All those captured have a long history of fighting for sustainable development in Cabañas, in defense of water and against metal mining, making it clear that the real motivation of the Government is to weaken mining resistance in the area.

From El Salvador Criminalizes Water Protectors in the Progressive:

“The anti-mining movement in El Salvador has been very strong, an example for the region,” says Leonor Arteaga, executive director of the Due Process of Law Foundation, based in Washington, D.C. 

“[The Bukele government] wants to dismantle the leadership in the communities, and they want to dismantle the [anti]-mining movement,” Arteaga tells The Progressive. “The Bukele administration wants to get rid of all citizen resistance, of any voice that opposes its megaprojects.”

Others involved in mining resistance in El Salvador expressed their concerns over the ongoing detention of the activists during the State of Exception.  Some of their concerns were expressed in Arbitrary Arrests of Water Defenders in El Salvador Puts at Risk Peace Accord by Mining Watch Canada:

For Vidalina Morales, a member of the ADES Board of Directors, these arrests represent a return of political persecution in an effort to demobilize strong community opposition to mining at this critical moment. "Their crime is fighting for better living conditions and challenging corporate power, such as transnational mining companies," she says. The Santa Marta 5 have been transferred to a pre-trial detention centre where, like thousands of other prisoners in the country, they are at risk of being hurt or killed before making it to trial. "Since they were moved over a month ago, we know absolutely nothing about the current state of the men's health," says Morales. "We are deeply concerned."

"Statements made by the public prosecutor in the days following the arrests demonstrate a complete lack of evidence," says Luis Parada, an international lawyer who represented El Salvador when it was hit with a multi-million-dollar international arbitration lawsuit by the Canadian mining company Pacific Rim. Parada, who has been following the Santa Marta 5 case closely, says this case is characterized by a lack of information and due process and is shrouded in secrecy.

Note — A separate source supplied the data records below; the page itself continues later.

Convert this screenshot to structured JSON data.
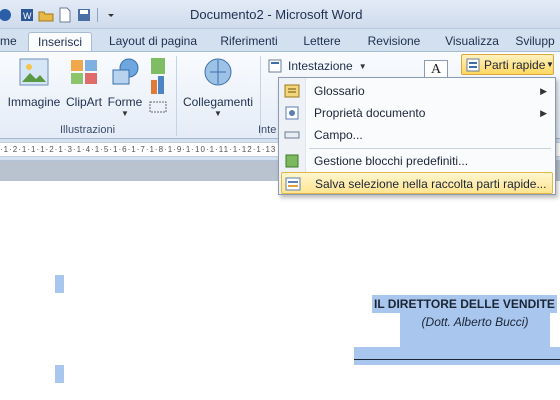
{
  "window": {
    "title": "Documento2 - Microsoft Word"
  },
  "tabs": [
    {
      "label": "me"
    },
    {
      "label": "Inserisci"
    },
    {
      "label": "Layout di pagina"
    },
    {
      "label": "Riferimenti"
    },
    {
      "label": "Lettere"
    },
    {
      "label": "Revisione"
    },
    {
      "label": "Visualizza"
    },
    {
      "label": "Svilupp"
    }
  ],
  "ribbon": {
    "illustrazioni": {
      "group_label": "Illustrazioni",
      "immagine": "Immagine",
      "clipart": "ClipArt",
      "forme": "Forme"
    },
    "collegamenti": {
      "label": "Collegamenti",
      "group_label": "Inte"
    },
    "intestazione": "Intestazione",
    "parti_rapide": "Parti rapide"
  },
  "menu": {
    "items": [
      {
        "label": "Glossario",
        "has_submenu": true
      },
      {
        "label": "Proprietà documento",
        "has_submenu": true
      },
      {
        "label": "Campo...",
        "has_submenu": false
      },
      {
        "label": "Gestione blocchi predefiniti...",
        "has_submenu": false
      },
      {
        "label": "Salva selezione nella raccolta parti rapide...",
        "has_submenu": false
      }
    ]
  },
  "ruler": {
    "marks": "·1·2·1·1·1·2·1·3·1·4·1·5·1·6·1·7·1·8·1·9·1·10·1·11·1·12·1·13"
  },
  "document": {
    "line1": "IL DIRETTORE DELLE VENDITE",
    "line2": "(Dott. Alberto Bucci)"
  },
  "colors": {
    "selection": "#a9c7ee",
    "highlight": "#ffe58f",
    "ribbon": "#e4ecf7"
  }
}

The UN Special Rapporteur for Human Rights Defenders expressed "We fear that the case is an attempt to intimidate those who seek to defend the environment in the country, and especially those who defend human rights from the negative impacts of mining" in a March 8 letter to the government of El Salvador.  The government replied on May 6 with a defense of its actions, asserting that the case was a war crime which deserved to be prosecuted, that it had ample proof, that legal norms were being followed, and that the defendants were being treated appropriately while being held in prison.

The detained activists have sought to be released pending their trial on the old charges. The trial court judge refused their petition, and on May 10, an appellate court also refused to let them out of prison while they await trial.  This treatment stands again in stark contrast to the retired military officers being tried for the massacre at El Mozote.  Those military men continue to live in retirement with their families, despite being defendants in a trial for ordering the massacre of almost a thousand innocent civilians.

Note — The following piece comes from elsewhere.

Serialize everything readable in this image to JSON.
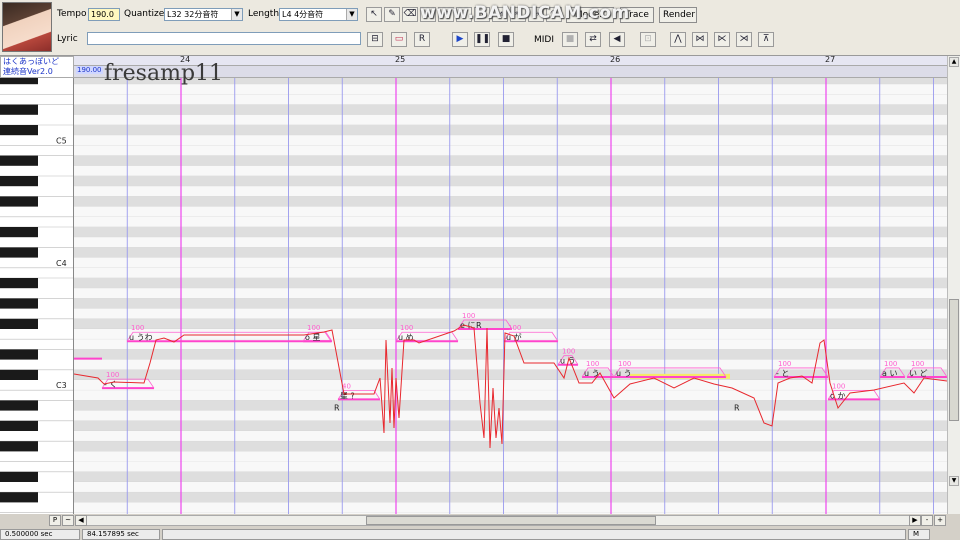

The community supporting the activists continues to feel itself under threat.  The son of one community environmental activist was arbitrarily detained by security forces, although later released.  Most recently, ADES has denounced the new presence of military patrols and unknown vehicles in the vicinity of their community, which, in the context of the State of Exception, is causing fear of even more new arbitrary detentions.

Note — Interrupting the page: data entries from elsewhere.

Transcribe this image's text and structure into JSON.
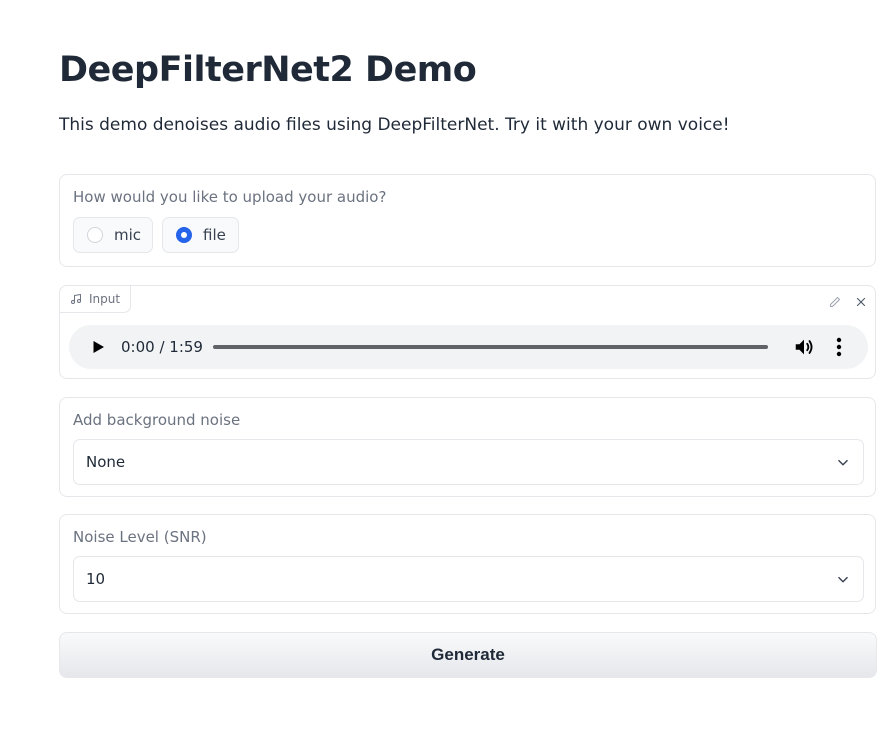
{
  "header": {
    "title": "DeepFilterNet2 Demo",
    "description": "This demo denoises audio files using DeepFilterNet. Try it with your own voice!"
  },
  "upload_mode": {
    "label": "How would you like to upload your audio?",
    "options": [
      {
        "label": "mic",
        "checked": false
      },
      {
        "label": "file",
        "checked": true
      }
    ]
  },
  "audio_input": {
    "tag_label": "Input",
    "tag_icon": "music-note-icon",
    "edit_icon": "pencil-icon",
    "close_icon": "close-icon",
    "player": {
      "time": "0:00 / 1:59",
      "progress": 0,
      "play_icon": "play-icon",
      "volume_icon": "volume-icon",
      "more_icon": "more-vertical-icon"
    }
  },
  "background_noise": {
    "label": "Add background noise",
    "selected": "None",
    "chevron_icon": "chevron-down-icon"
  },
  "noise_level": {
    "label": "Noise Level (SNR)",
    "selected": "10",
    "chevron_icon": "chevron-down-icon"
  },
  "generate": {
    "label": "Generate"
  },
  "colors": {
    "accent": "#2563eb",
    "border": "#e5e7eb",
    "label_text": "#6b7280",
    "player_bg": "#f1f3f4"
  }
}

The case of the Santa Marta 5 shows that the Bukele regime is willing to use its total control of the security forces, the criminal justice system and the prisons to go after more opponents than just gang members. Bukele's government is fond of a virtual coin, the crypto currency Bitcoin, but the pull of the hard metal gold found under the hills and along the rivers of rural El Salvador is strong.  Anyone who wants to reverse El Salvador's metallic mining ban knows they must first soften up the powerful organized resistance of water defenders.   The prosecution of the Santa Marta 5 may be the first step in such a strategy.